Election Night Soirée
Roosevelt House celebrates American politics
Shortly before Obama was reelected to serve America for four more years, over 200 members of the Hunter community flooded the grand halls of the Roosevelt House to celebrate Election day on Nov. 6th.
Crowds gathered around large television sets streaming major news outlets projected results. Students, staff and faculty also enjoyed presidential trivia games, catered food, and the constant update and discussion about the election and American politics.
“The evening had an energy, as students and faculty talked about voting and watching the election results roll in,” said Professor Pamela Falk.
The Election Night Soirée was sponsored by the Roosevelt House, USG, and NYPIRG. The event was part of an initiative called Election 2012: The Road to November, a series of events aimed to raise awareness about civic engagement.
“It’s the first time in at least two decades the Hunter community is celebrating the election in the Roosevelt House,” said Fay Rosenfeld, the Director of Programs, Operations, and Development. “[The Roosevelt House] opened two years ago, and it’s exciting for us. The Roosevelt House is the where FDR celebrated his first election.”
Hunter College Professor Pamela Falk, Professor Charles Tien, Gregory Shufro, and Fay Rosenfeld were present to participate in a discussion panel during which they offered their commentary on, and analyzed, the 2012 elections.
While the panel discussed relevant political statistics, the “outdated” Electoral College, and campaign finance, what stood out to David Tang the most was the economic forecast model predictions.
“It made me more uncomfortable since Obama’s predicted to lose,” said Tang, an intended political science major and freshman enrolled in the Roosevelt Scholars Program.
Despite the disappointment, Tang is still proud that he voted Tuesday. “I don’t care [when people say there is no point in voting] because it’s my right,” Tang said. “So do it as much as possible, it’s a constitutional right.”

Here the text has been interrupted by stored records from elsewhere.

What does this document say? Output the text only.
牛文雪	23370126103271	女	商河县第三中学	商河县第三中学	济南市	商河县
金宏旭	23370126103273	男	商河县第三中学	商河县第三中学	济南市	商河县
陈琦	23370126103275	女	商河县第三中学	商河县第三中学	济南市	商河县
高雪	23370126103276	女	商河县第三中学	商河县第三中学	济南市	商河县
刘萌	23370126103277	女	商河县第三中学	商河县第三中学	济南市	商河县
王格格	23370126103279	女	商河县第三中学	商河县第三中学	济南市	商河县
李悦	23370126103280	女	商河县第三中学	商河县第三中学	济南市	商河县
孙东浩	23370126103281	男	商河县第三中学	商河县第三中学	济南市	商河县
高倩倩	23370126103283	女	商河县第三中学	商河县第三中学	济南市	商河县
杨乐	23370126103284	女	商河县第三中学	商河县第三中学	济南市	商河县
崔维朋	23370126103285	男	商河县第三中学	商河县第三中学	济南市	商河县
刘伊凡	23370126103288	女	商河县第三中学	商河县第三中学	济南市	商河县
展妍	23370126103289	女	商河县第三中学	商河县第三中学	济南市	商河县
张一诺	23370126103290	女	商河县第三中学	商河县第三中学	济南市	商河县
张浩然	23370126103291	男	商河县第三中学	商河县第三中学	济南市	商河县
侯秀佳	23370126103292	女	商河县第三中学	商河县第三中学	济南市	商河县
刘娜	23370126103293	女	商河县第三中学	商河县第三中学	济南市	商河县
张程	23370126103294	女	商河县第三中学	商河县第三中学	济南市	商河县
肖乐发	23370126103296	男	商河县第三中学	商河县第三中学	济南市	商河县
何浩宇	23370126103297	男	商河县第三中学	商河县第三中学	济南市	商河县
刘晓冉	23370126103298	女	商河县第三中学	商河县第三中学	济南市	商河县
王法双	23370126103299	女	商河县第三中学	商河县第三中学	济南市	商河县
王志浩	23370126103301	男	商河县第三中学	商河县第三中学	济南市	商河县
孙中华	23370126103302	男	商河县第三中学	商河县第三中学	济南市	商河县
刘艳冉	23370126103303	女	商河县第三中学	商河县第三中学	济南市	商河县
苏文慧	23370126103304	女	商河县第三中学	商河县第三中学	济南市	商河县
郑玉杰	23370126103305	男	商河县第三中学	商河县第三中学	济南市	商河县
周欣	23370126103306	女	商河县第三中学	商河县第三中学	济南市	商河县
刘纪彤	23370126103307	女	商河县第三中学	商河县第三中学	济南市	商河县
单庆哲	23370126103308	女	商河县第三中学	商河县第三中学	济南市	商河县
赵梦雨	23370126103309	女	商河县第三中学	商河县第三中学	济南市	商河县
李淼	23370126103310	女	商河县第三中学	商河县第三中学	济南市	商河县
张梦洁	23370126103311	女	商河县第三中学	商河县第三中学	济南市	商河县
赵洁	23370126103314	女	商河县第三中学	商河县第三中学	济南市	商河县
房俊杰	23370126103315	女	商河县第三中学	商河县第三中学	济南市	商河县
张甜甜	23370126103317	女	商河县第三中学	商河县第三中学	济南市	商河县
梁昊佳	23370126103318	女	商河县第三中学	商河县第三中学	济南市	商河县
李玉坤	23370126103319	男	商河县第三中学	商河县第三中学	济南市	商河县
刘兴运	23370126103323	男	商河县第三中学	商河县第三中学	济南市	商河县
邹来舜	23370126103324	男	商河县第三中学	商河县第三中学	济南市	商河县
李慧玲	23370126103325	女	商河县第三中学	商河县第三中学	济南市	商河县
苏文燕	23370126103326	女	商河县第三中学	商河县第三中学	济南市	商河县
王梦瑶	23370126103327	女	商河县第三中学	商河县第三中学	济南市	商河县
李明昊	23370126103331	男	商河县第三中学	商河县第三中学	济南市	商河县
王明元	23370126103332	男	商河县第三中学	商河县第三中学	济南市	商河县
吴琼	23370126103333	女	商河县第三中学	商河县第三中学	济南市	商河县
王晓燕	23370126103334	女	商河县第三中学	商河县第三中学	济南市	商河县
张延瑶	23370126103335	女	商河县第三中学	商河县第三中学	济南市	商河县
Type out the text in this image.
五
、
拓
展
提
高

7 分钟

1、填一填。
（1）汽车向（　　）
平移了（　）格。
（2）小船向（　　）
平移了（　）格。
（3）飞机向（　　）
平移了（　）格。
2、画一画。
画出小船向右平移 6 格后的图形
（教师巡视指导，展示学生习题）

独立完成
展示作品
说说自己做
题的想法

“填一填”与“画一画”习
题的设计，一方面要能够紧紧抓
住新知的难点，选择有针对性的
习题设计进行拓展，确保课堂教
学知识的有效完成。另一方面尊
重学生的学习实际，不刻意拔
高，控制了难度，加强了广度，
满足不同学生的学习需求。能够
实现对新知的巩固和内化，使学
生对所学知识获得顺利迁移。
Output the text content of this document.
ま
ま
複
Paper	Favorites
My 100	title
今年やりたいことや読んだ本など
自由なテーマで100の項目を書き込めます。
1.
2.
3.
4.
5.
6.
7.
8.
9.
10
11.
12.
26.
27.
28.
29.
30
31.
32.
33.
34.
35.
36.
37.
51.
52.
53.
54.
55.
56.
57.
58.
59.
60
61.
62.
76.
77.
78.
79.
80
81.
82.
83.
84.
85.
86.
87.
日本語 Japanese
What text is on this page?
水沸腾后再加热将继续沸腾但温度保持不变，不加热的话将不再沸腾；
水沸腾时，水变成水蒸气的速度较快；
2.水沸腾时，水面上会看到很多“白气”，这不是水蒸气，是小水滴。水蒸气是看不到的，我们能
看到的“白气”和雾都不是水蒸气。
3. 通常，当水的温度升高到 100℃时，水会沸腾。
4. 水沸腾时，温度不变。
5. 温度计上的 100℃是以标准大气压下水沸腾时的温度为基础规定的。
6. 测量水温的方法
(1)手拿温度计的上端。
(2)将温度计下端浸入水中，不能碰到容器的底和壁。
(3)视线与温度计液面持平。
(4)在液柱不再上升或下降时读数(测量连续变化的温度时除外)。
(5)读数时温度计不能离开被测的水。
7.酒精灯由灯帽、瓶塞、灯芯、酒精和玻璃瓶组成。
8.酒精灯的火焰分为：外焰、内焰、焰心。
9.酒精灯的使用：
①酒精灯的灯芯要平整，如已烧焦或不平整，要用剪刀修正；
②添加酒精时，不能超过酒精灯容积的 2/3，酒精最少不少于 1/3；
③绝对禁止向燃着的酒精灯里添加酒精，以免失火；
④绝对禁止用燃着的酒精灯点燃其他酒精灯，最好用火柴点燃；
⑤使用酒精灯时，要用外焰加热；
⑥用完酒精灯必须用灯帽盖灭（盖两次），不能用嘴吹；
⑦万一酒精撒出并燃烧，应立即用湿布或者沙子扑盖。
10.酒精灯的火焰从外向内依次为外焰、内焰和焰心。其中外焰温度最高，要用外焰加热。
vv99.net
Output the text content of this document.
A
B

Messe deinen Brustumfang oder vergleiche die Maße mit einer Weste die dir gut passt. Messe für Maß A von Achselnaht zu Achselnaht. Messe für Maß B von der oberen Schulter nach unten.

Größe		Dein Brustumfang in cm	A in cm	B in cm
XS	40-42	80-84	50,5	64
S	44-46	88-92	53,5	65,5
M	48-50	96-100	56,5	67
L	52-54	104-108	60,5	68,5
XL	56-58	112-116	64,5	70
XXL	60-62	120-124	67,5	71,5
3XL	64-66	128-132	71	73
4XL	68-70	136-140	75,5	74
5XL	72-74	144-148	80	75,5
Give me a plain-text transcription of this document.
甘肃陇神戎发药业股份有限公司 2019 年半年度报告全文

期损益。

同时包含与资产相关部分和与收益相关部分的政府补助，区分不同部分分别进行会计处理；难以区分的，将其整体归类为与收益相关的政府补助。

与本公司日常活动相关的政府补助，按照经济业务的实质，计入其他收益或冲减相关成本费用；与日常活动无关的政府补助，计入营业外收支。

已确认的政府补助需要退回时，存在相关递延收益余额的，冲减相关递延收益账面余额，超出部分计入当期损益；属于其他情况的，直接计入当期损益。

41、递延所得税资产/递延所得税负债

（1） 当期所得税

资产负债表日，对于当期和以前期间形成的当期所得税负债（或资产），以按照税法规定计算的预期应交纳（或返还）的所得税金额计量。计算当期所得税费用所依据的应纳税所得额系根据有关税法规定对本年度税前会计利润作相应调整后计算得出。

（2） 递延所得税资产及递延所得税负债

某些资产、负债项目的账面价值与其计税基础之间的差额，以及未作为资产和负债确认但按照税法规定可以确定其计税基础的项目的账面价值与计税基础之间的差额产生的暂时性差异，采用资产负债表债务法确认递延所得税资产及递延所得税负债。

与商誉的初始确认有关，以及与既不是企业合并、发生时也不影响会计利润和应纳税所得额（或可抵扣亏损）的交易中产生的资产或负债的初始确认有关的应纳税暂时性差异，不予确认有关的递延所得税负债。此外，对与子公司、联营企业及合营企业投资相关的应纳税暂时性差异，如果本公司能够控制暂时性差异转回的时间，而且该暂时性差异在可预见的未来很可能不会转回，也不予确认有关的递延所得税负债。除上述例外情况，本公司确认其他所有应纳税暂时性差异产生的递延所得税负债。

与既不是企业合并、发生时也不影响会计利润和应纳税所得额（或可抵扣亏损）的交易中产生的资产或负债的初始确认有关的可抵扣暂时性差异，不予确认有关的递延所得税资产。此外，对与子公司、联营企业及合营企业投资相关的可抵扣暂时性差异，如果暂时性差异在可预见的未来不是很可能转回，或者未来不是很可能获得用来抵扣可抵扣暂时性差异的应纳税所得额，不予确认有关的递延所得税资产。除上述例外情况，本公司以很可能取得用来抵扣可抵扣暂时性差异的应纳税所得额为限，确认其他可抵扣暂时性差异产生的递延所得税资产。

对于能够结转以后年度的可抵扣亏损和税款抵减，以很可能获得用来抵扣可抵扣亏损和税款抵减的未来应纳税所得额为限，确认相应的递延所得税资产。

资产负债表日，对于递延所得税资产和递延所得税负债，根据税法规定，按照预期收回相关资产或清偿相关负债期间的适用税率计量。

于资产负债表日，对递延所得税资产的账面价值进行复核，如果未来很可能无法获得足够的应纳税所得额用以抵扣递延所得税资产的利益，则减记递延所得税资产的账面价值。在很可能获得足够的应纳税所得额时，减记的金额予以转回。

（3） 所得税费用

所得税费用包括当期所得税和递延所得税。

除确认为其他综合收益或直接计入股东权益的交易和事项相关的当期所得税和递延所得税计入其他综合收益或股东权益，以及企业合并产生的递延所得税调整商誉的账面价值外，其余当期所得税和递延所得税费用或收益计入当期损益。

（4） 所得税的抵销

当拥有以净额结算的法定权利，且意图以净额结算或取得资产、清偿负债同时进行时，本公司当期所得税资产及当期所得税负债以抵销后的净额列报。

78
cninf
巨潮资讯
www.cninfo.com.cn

Professor Charles Tien, one of the panelists, added, “voting is more than just a one day activity. It is a process that takes months. Students need to get informed about the parties, candidates, and issues. Tien went on,“they need to register. They need to talk about the election issues with friends and family. They need to think about what is important to them. It is important to take part in this lengthy process and fulfill a civic duty to ensure that our government is responsive to our demands.”
“If you want change to be made, you have to be a part of this change,” said Amanda Quiles, a junior enrolled in the Thomas Hunter Honors Program studying law.